Which of the following hydride is electron deficient?
A. $NaH$
B. $Ca{H_2}$
C. $C{H_4}$
D. ${B_2}{H_6}$

Answer 1

Hint: From the above option, the hydride which is electron deficient is a colorless, pyrophoric gas with sweet odor. Usually, hydrides of group 13 of periodic table are electron deficient because they have a lesser number of electrons. For example $LiH$ , $B{H_3}$ and so on.

Complete answer:
Generally, electron deficient compounds are those compounds which have less number of electrons to form normal covalent bonds. Usually, hydrides of group 13 of periodic table are electron deficient because they have a lesser number of electrons.
From the given option Boron belongs to group 13 that means ${B_2}{H_6}$ is an electron deficient hydride. ${B_2}{H_6}$ is the diborane. The chemical formula for borane molecules is $B{H_3}$ . It is surrounded by six electrons, so it is electron deficient due to its incomplete octet. Boron atom in diborane is $s{p^3}$ hybridized. ${B_2}{H_6}$​ molecule has a total of $8$ covalent bonds but only twelve electrons that is six pairs. So, it has two electron pairs less than the maximum required number for bonding, which makes it electron deficient.
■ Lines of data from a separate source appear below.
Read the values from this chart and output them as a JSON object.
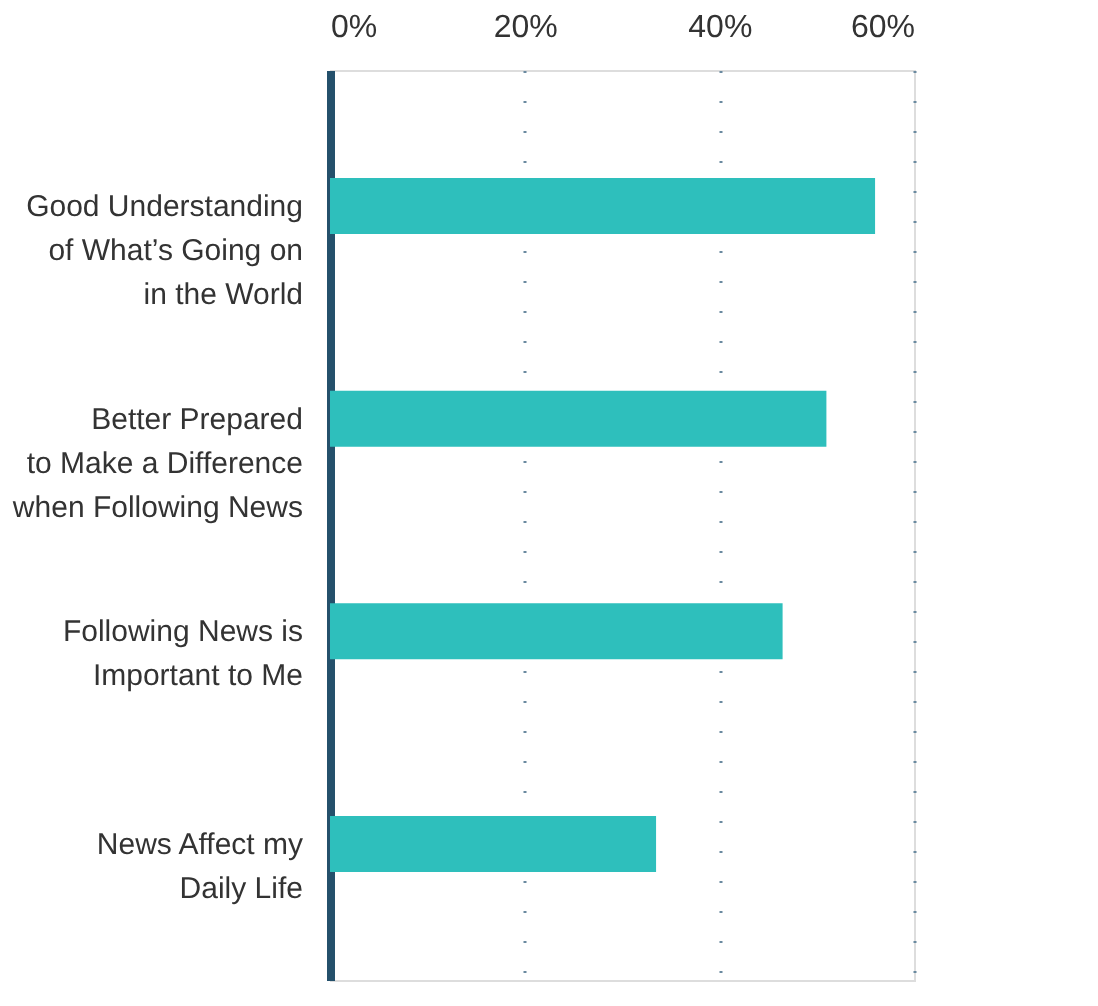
{
  "chart_data": {
    "type": "bar",
    "orientation": "horizontal",
    "categories": [
      "Good Understanding\nof What’s Going on\nin the World",
      "Better Prepared\nto Make a Difference\nwhen Following News",
      "Following News is\nImportant to Me",
      "News Affect my\nDaily Life"
    ],
    "values": [
      56,
      51,
      46.5,
      33.5
    ],
    "color": "#2ebfbc",
    "xlim": [
      0,
      60
    ],
    "xticks": [
      {
        "value": 0,
        "label": "0%"
      },
      {
        "value": 20,
        "label": "20%"
      },
      {
        "value": 40,
        "label": "40%"
      },
      {
        "value": 60,
        "label": "60%"
      }
    ],
    "grid": "x"
  }
}
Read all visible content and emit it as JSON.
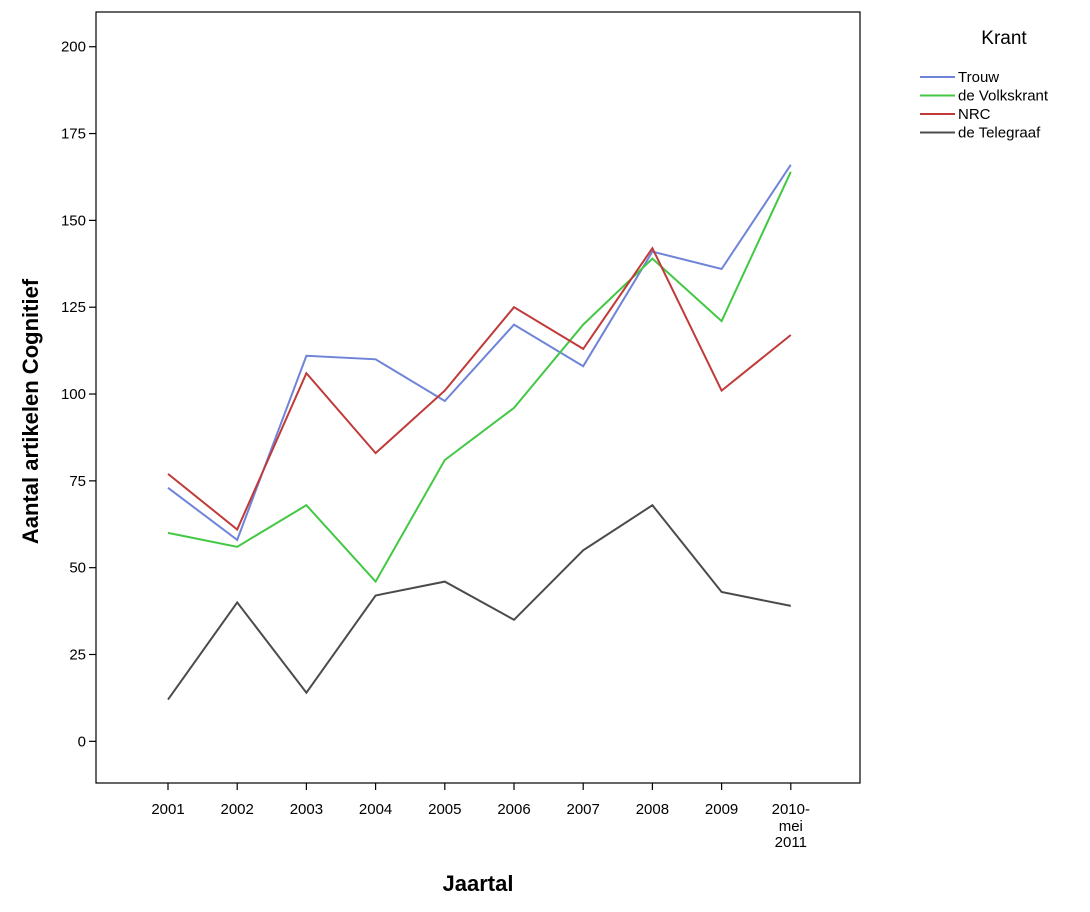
{
  "chart_data": {
    "type": "line",
    "xlabel": "Jaartal",
    "ylabel": "Aantal artikelen Cognitief",
    "categories": [
      [
        "2001"
      ],
      [
        "2002"
      ],
      [
        "2003"
      ],
      [
        "2004"
      ],
      [
        "2005"
      ],
      [
        "2006"
      ],
      [
        "2007"
      ],
      [
        "2008"
      ],
      [
        "2009"
      ],
      [
        "2010-",
        "mei",
        "2011"
      ]
    ],
    "ylim": [
      -12,
      210
    ],
    "yticks": [
      0,
      25,
      50,
      75,
      100,
      125,
      150,
      175,
      200
    ],
    "grid": false,
    "legend": {
      "title": "Krant",
      "position": "right"
    },
    "series": [
      {
        "name": "Trouw",
        "color": "#6f84d8",
        "values": [
          73,
          58,
          111,
          110,
          98,
          120,
          108,
          141,
          136,
          166
        ]
      },
      {
        "name": "de Volkskrant",
        "color": "#43c844",
        "values": [
          60,
          56,
          68,
          46,
          81,
          96,
          120,
          139,
          121,
          164
        ]
      },
      {
        "name": "NRC",
        "color": "#c03a3a",
        "values": [
          77,
          61,
          106,
          83,
          101,
          125,
          113,
          142,
          101,
          117
        ]
      },
      {
        "name": "de Telegraaf",
        "color": "#4b4b4b",
        "values": [
          12,
          40,
          14,
          42,
          46,
          35,
          55,
          68,
          43,
          39
        ]
      }
    ]
  }
}
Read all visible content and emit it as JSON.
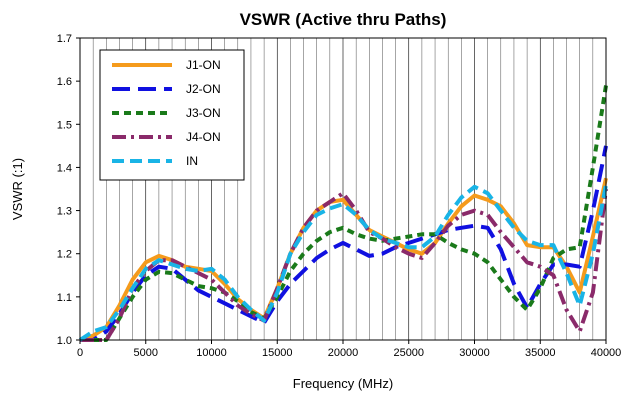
{
  "chart_data": {
    "type": "line",
    "title": "VSWR (Active thru Paths)",
    "xlabel": "Frequency (MHz)",
    "ylabel": "VSWR (:1)",
    "xlim": [
      0,
      40000
    ],
    "ylim": [
      1.0,
      1.7
    ],
    "xticks": [
      0,
      5000,
      10000,
      15000,
      20000,
      25000,
      30000,
      35000,
      40000
    ],
    "xtick_labels": [
      "0",
      "5000",
      "10000",
      "15000",
      "20000",
      "25000",
      "30000",
      "35000",
      "40000"
    ],
    "yticks": [
      1.0,
      1.1,
      1.2,
      1.3,
      1.4,
      1.5,
      1.6,
      1.7
    ],
    "ytick_labels": [
      "1.0",
      "1.1",
      "1.2",
      "1.3",
      "1.4",
      "1.5",
      "1.6",
      "1.7"
    ],
    "grid": "vertical",
    "legend_position": "top-left",
    "series": [
      {
        "name": "J1-ON",
        "color": "#f59b1c",
        "dash": "solid",
        "x": [
          0,
          1000,
          2000,
          3000,
          4000,
          5000,
          6000,
          7000,
          8000,
          9000,
          10000,
          11000,
          12000,
          13000,
          14000,
          15000,
          16000,
          17000,
          18000,
          19000,
          20000,
          21000,
          22000,
          23000,
          24000,
          25000,
          26000,
          27000,
          28000,
          29000,
          30000,
          31000,
          32000,
          33000,
          34000,
          35000,
          36000,
          37000,
          38000,
          39000,
          40000
        ],
        "y": [
          1.0,
          1.01,
          1.03,
          1.08,
          1.14,
          1.18,
          1.195,
          1.185,
          1.17,
          1.165,
          1.16,
          1.13,
          1.095,
          1.07,
          1.05,
          1.12,
          1.2,
          1.26,
          1.3,
          1.32,
          1.325,
          1.29,
          1.255,
          1.24,
          1.225,
          1.21,
          1.2,
          1.225,
          1.27,
          1.31,
          1.335,
          1.325,
          1.31,
          1.27,
          1.22,
          1.215,
          1.215,
          1.17,
          1.11,
          1.24,
          1.375
        ]
      },
      {
        "name": "J2-ON",
        "color": "#1010e0",
        "dash": "longdash",
        "x": [
          0,
          1000,
          2000,
          3000,
          4000,
          5000,
          6000,
          7000,
          8000,
          9000,
          10000,
          11000,
          12000,
          13000,
          14000,
          15000,
          16000,
          17000,
          18000,
          19000,
          20000,
          21000,
          22000,
          23000,
          24000,
          25000,
          26000,
          27000,
          28000,
          29000,
          30000,
          31000,
          32000,
          33000,
          34000,
          35000,
          36000,
          37000,
          38000,
          39000,
          40000
        ],
        "y": [
          1.0,
          1.0,
          1.02,
          1.06,
          1.11,
          1.15,
          1.17,
          1.165,
          1.14,
          1.115,
          1.1,
          1.085,
          1.07,
          1.055,
          1.04,
          1.09,
          1.13,
          1.16,
          1.19,
          1.21,
          1.225,
          1.21,
          1.195,
          1.2,
          1.215,
          1.225,
          1.235,
          1.245,
          1.255,
          1.26,
          1.265,
          1.26,
          1.21,
          1.13,
          1.075,
          1.13,
          1.175,
          1.175,
          1.17,
          1.3,
          1.45
        ]
      },
      {
        "name": "J3-ON",
        "color": "#1a7a1a",
        "dash": "dashed",
        "x": [
          0,
          1000,
          2000,
          3000,
          4000,
          5000,
          6000,
          7000,
          8000,
          9000,
          10000,
          11000,
          12000,
          13000,
          14000,
          15000,
          16000,
          17000,
          18000,
          19000,
          20000,
          21000,
          22000,
          23000,
          24000,
          25000,
          26000,
          27000,
          28000,
          29000,
          30000,
          31000,
          32000,
          33000,
          34000,
          35000,
          36000,
          37000,
          38000,
          39000,
          40000
        ],
        "y": [
          1.0,
          1.0,
          1.0,
          1.05,
          1.1,
          1.14,
          1.158,
          1.155,
          1.14,
          1.125,
          1.12,
          1.11,
          1.09,
          1.065,
          1.05,
          1.1,
          1.16,
          1.2,
          1.23,
          1.25,
          1.26,
          1.245,
          1.235,
          1.23,
          1.235,
          1.24,
          1.245,
          1.245,
          1.225,
          1.21,
          1.2,
          1.18,
          1.14,
          1.1,
          1.07,
          1.12,
          1.19,
          1.21,
          1.215,
          1.4,
          1.59
        ]
      },
      {
        "name": "J4-ON",
        "color": "#8a2a6a",
        "dash": "dashdot",
        "x": [
          0,
          1000,
          2000,
          3000,
          4000,
          5000,
          6000,
          7000,
          8000,
          9000,
          10000,
          11000,
          12000,
          13000,
          14000,
          15000,
          16000,
          17000,
          18000,
          19000,
          20000,
          21000,
          22000,
          23000,
          24000,
          25000,
          26000,
          27000,
          28000,
          29000,
          30000,
          31000,
          32000,
          33000,
          34000,
          35000,
          36000,
          37000,
          38000,
          39000,
          40000
        ],
        "y": [
          1.0,
          1.0,
          1.0,
          1.05,
          1.12,
          1.16,
          1.185,
          1.185,
          1.17,
          1.155,
          1.14,
          1.11,
          1.08,
          1.06,
          1.045,
          1.12,
          1.2,
          1.26,
          1.3,
          1.32,
          1.34,
          1.3,
          1.25,
          1.235,
          1.215,
          1.2,
          1.19,
          1.225,
          1.265,
          1.29,
          1.3,
          1.29,
          1.25,
          1.215,
          1.18,
          1.17,
          1.15,
          1.07,
          1.02,
          1.11,
          1.35
        ]
      },
      {
        "name": "IN",
        "color": "#19b4e6",
        "dash": "dashed-long",
        "x": [
          0,
          1000,
          2000,
          3000,
          4000,
          5000,
          6000,
          7000,
          8000,
          9000,
          10000,
          11000,
          12000,
          13000,
          14000,
          15000,
          16000,
          17000,
          18000,
          19000,
          20000,
          21000,
          22000,
          23000,
          24000,
          25000,
          26000,
          27000,
          28000,
          29000,
          30000,
          31000,
          32000,
          33000,
          34000,
          35000,
          36000,
          37000,
          38000,
          39000,
          40000
        ],
        "y": [
          1.0,
          1.02,
          1.03,
          1.07,
          1.12,
          1.165,
          1.185,
          1.175,
          1.165,
          1.16,
          1.165,
          1.14,
          1.1,
          1.07,
          1.045,
          1.11,
          1.2,
          1.25,
          1.29,
          1.305,
          1.315,
          1.29,
          1.255,
          1.235,
          1.225,
          1.215,
          1.215,
          1.24,
          1.29,
          1.33,
          1.355,
          1.34,
          1.3,
          1.26,
          1.23,
          1.22,
          1.22,
          1.155,
          1.08,
          1.2,
          1.36
        ]
      }
    ]
  }
}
Hence, option D is correct.

Note:
Diborane has the same number of electrons as ${C_2}{H_6}^{2 + }$ . This is due to the deprotonation of the planar molecule ethylene. Diborane is a compound with unusual bonding. The structure of diborane has ${D_{2h}}$ symmetry. Four hydrides are terminal, having two bridges between the boron centers. The lengths of the Boron hydrogen bridges bonds and the Boron hydrogen terminal bonds are $1.33$ and $1.19\mathop A\limits^0 $ , respectively. This difference in bond lengths reflects the difference in their strengths, the Boron hydrogen bridges bonds are relatively weaker. The weakness of the Boron hydrogen bridges vs Boron hydrogen terminal bonds is indicated by their vibrational signatures in the infrared spectrum, being $ \approx 2100$ and $2500c{m^{ - 1}}$ , respectively.